Oncol Rep. 2009 Jan;21(1):223-7.
The incidence of hepatocellular carcinoma (HCC) in Japan is still increasing. The aim of the present study was to analyze the epidemiological trend of HCC in the Western area of Japan, Nagasaki. A total of 1,807 patients with HCC diagnosed at our two hospitals between 1981 and 2005 were consecutively recruited for this study. Cohorts of patients with HCC were categorized into five-year intervals. The etiology of HCC was categorized into four groups: HCC-B: HBsAg positive, HCVAb negative, HCC-C: HCVAb positive, HBsAg negative, HCC-BC: both of HBsAg and HCVAb positive and HCC-nonBC: both of HBsAg and HCVAb negative. The number and proportion of HCC-B cases decreased from 1986 to 1990 and thereafter stabilized, whereas those of HCC-C reached the peak from 1995 to 2000 and thereafter decreased. On the other hand, the number and ratio of the HCC-nonBC cases continued to increase in the whole period. The male/female ratio of HCC-C patients decreased from 6.4 in the period 1981-1985 to 1.9 in 2001-2005, indicating clearly the increase of female patients. On the other hand, the male/female ratio of other types of HCC patients did not change during the period. HCC patients rapidly increased from 1981 to 2000 and this increase was originated from that of HCC-C. The increase of the median age and the number of female patients with HCC-C was also demonstrated. The increase in the number and the proportion of the HCC-nonBC patients was also significant.

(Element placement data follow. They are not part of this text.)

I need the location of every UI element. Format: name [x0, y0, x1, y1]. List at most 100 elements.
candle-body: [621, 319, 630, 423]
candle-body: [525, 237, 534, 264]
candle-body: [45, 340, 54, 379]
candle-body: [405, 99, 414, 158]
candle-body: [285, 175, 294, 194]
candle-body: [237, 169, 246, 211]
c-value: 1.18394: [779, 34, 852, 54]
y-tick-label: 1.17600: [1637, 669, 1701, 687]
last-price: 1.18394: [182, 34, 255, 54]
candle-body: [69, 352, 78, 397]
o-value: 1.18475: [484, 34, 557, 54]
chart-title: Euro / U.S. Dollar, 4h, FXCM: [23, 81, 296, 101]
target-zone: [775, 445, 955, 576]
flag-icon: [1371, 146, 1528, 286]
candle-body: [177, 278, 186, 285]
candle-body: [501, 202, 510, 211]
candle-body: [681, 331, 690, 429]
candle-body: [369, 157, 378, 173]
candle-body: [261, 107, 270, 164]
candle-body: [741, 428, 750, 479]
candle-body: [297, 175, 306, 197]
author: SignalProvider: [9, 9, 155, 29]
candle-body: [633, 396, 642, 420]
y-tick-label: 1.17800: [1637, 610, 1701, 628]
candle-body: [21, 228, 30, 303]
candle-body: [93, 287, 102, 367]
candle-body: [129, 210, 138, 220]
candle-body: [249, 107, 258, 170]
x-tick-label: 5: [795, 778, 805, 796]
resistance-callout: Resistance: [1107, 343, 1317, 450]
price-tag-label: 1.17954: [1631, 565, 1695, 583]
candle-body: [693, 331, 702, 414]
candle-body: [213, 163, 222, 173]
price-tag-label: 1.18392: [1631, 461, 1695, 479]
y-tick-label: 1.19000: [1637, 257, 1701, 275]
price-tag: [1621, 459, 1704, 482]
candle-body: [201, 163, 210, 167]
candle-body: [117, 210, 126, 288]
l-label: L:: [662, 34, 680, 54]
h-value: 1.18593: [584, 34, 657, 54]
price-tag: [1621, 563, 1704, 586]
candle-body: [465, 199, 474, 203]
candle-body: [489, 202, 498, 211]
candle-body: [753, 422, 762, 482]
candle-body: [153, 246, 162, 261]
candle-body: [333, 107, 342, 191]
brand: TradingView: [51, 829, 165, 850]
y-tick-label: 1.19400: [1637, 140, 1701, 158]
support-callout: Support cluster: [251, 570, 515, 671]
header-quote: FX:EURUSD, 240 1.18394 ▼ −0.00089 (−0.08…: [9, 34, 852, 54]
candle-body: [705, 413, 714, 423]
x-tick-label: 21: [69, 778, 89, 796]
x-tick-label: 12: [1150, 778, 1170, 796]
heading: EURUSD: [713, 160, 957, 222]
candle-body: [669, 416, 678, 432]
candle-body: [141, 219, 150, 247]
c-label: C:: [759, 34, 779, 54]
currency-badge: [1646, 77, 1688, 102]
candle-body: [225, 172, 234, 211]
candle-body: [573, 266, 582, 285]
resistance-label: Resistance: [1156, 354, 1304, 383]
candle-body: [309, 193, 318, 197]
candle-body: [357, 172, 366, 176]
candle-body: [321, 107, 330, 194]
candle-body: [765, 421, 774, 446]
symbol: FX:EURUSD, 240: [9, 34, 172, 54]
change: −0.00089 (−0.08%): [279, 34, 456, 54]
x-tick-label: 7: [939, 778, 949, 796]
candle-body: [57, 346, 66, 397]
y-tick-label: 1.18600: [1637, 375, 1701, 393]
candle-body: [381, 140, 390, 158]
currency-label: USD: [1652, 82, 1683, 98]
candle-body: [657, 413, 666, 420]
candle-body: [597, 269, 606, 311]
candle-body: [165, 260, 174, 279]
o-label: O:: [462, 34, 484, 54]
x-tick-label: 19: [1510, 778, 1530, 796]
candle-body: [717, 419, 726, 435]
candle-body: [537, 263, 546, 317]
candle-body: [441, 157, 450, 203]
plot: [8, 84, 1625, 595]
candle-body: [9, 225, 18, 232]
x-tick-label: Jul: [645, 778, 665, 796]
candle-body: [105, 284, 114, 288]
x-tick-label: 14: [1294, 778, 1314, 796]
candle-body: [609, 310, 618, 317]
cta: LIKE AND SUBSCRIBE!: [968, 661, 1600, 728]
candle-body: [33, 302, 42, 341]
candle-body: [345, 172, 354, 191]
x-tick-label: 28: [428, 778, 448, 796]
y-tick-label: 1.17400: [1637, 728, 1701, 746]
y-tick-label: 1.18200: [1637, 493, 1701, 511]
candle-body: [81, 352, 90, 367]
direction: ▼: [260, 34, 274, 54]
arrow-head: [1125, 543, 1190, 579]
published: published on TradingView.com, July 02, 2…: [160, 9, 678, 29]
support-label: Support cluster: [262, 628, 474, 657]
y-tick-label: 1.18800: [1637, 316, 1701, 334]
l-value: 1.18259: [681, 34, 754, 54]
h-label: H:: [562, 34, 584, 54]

日本肝细胞癌(HCC)的发病率仍在上升。本研究的目的是分析日本西部地区长崎HCC的流行病学趋势。本研究连续纳入了1981年至2005年间在我们两家医院确诊的1807例HCC患者。HCC患者队列按五年间隔进行分类。HCC的病因分为四组:HCC - B:HBsAg阳性,HCVAb阴性;HCC - C:HCVAb阳性,HBsAg阴性;HCC - BC:HBsAg和HCVAb均阳性;HCC - nonBC:HBsAg和HCVAb均阴性。HCC - B病例的数量和比例在1986年至1990年期间下降,此后趋于稳定,而HCC - C病例的数量和比例在1995年至2000年达到峰值,此后下降。另一方面,HCC - nonBC病例的数量和比例在整个时期持续增加。HCC - C患者的男/女比例从1981 - 1985年期间的6.4降至2001 - 2005年的1.9,清楚地表明女性患者数量增加。另一方面,其他类型HCC患者的男/女比例在此期间没有变化。1981年至2000年HCC患者迅速增加,这种增加源于HCC - C的增加。HCC - C患者的中位年龄和女性患者数量也有所增加。HCC - nonBC患者的数量和比例增加也很显著。